Вернувшись к машине, он оказался наедине с Натаном.
Парень снова сидел, положив ноги на приборную панель и демонстрируя молочно-белую лодыжку. Артур расположился на заднем сиденье и раскрыл газету. В ближайшую пару дней ожидалось наступление сильной жары. Май обещал стать самым жарким за последние десятилетия. Вспомнив о Фредерике, он подумал, что на два дня влаги ей должно хватить. Натан достал из пачки очередную желтую чипсину и, похрустев ею рекордно долгое, по мнению Артура, время, наконец изрек:
– Так вы с моей мамой, ну, это… сами знаете…
Артур подождал, но продолжения не последовало.
– Извини, я…
– Вы и мама. Вы, ну, знаете… – Он повернулся к Артуру и с нарочито аристократическим акцентом добавил: – Вы встречаетесь?
– Нет. – Артуру стоило немалых усилий не выдать смешанного с ужасом изумления. Интересно, с чего бы это у Натана завелись такого рода мысли? – Конечно нет. Мы просто друзья.
Натан кивнул с видом человека, умудренного жизненным опытом.
– Так у вас в гостинице отдельная комната?
– Разумеется, отдельная.
– Просто подумал…
– Мы только друзья.
– Я заметил, что она готовит вам разные вкусности – пироги и все такое. Другим – только сладкое.
Другим «пропащим». Мистеру Флауэрсу, у которого не все в порядке с головой. Затворнице миссис Монтон и прочей компании.
– Я очень благодарен твоей маме за то, что она делает для меня. У меня было трудное время, и она крепко помогла. И, знаешь, я не любитель сладкого.
– Ну да. – Натан дожевал последние чипсы, сложил пустой пакетик и положил между верхней губой и носом, изобразив усы. – Моя мама помешалась на помощи другим людям. Прямо-таки святая.
Артур так и не понял, было это сказано с сарказмом или нет.
– Ваша жена. Она ведь умерла, да?
– Да, умерла.
– Паршивое, должно быть, дело, а?
В первое мгновение Артур едва сдержался, чтобы не вскочить, перепрыгнуть на переднее сиденье и вырвать свернутый в трубочку пакетик из-под носа у мальчишки. Как легко молодые относятся к смерти. Словно это некая далекая страна, куда они никогда не попадут. И как он смеет так пренебрежительно отзываться о Мириам. Артур вцепился ногтями в кожаное сиденье. Чувствуя, как вспыхнули щеки, он повернулся к окну, чтобы не встретиться с Натаном взглядом.

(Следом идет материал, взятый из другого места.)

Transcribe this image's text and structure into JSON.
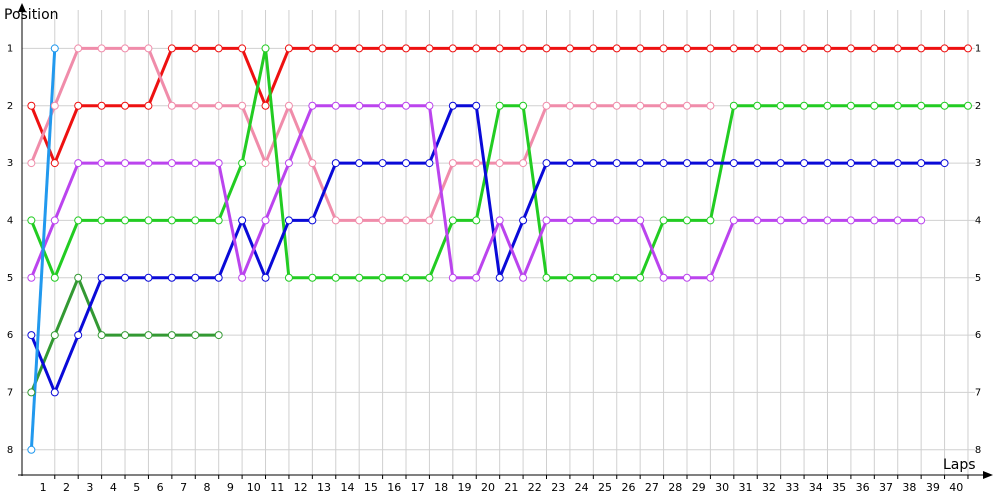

Какая-то женщина в черной футболке с изображением барсука тащила через парковку хнычущую дочку. Девочка сжимала в руке пакет «Хэппи-мил». Из красного «Форд-Фокуса» вышла еще одна дама, постарше, и тоже начала кричать, указывая пальцем на пакет. Представители трех поколений одной семьи спорили из-за гамбургера.
Не ответить на реплику было бы грубостью, но расписывать свои чувства Артур не стал.
– Да, паршивое, – подтвердил он, не заметив, что перешел на язык Натана.
– Ну вот и все. – Передняя дверца распахнулась, и Бернадетт поставила на пол несколько полных пакетов, после чего попыталась втиснуться сама. – Мы готовы? – спросила она, защелкивая ремень безопасности.
– Что у тебя там, мам?
– Ничего особенного. Несколько журналов, сок, вода и шоколадки в дорогу. Вы с Артуром можете проголодаться.
– Я думал, у тебя продукты в багажнике.
– Знаю, но свежий запас никогда не помешает.
– Может, как заселимся в гостиницу, выпьем чаю, – предложил Натан. – Будем там через час.
Артуру стало не по себе. Бернадетт определенно пыталась угодить.
– Вообще-то я бы немного перекусил, – сказал он, чтобы поддержать ее, хотя вовсе не хотел есть.
Бернадетт вознаградила его теплой улыбкой, большим батончиком «Твикс» и двухлитровой бутылкой кока-колы.
В комнате, которая досталась ему в гостинице, едва хватало места для односпальной кровати, расшатанного шкафа и стула. В углу приютилась самая маленькая раковина, которую он когда-либо видел, с кусочком мыла размером с маленький шарик моцареллы. Туалет и ванная (как сообщила ему хозяйка) находились этажом выше. Никаких ванн после девяти вечера не разрешалось, а при смыве унитаза полагалось спускать только полный бачок, иначе содержимое не смылось бы до конца.
Артур так и не смог вспомнить, когда в последний раз спал на односпальной кровати. Непривычно узкая, она как будто подтверждала его статус вдовца. Постельное белье, впрочем, было чистое и свежее, и он, присев на край кровати, посмотрел в окно. По подоконнику расхаживала чайка, а за дорогой виднелся симпатичный парк.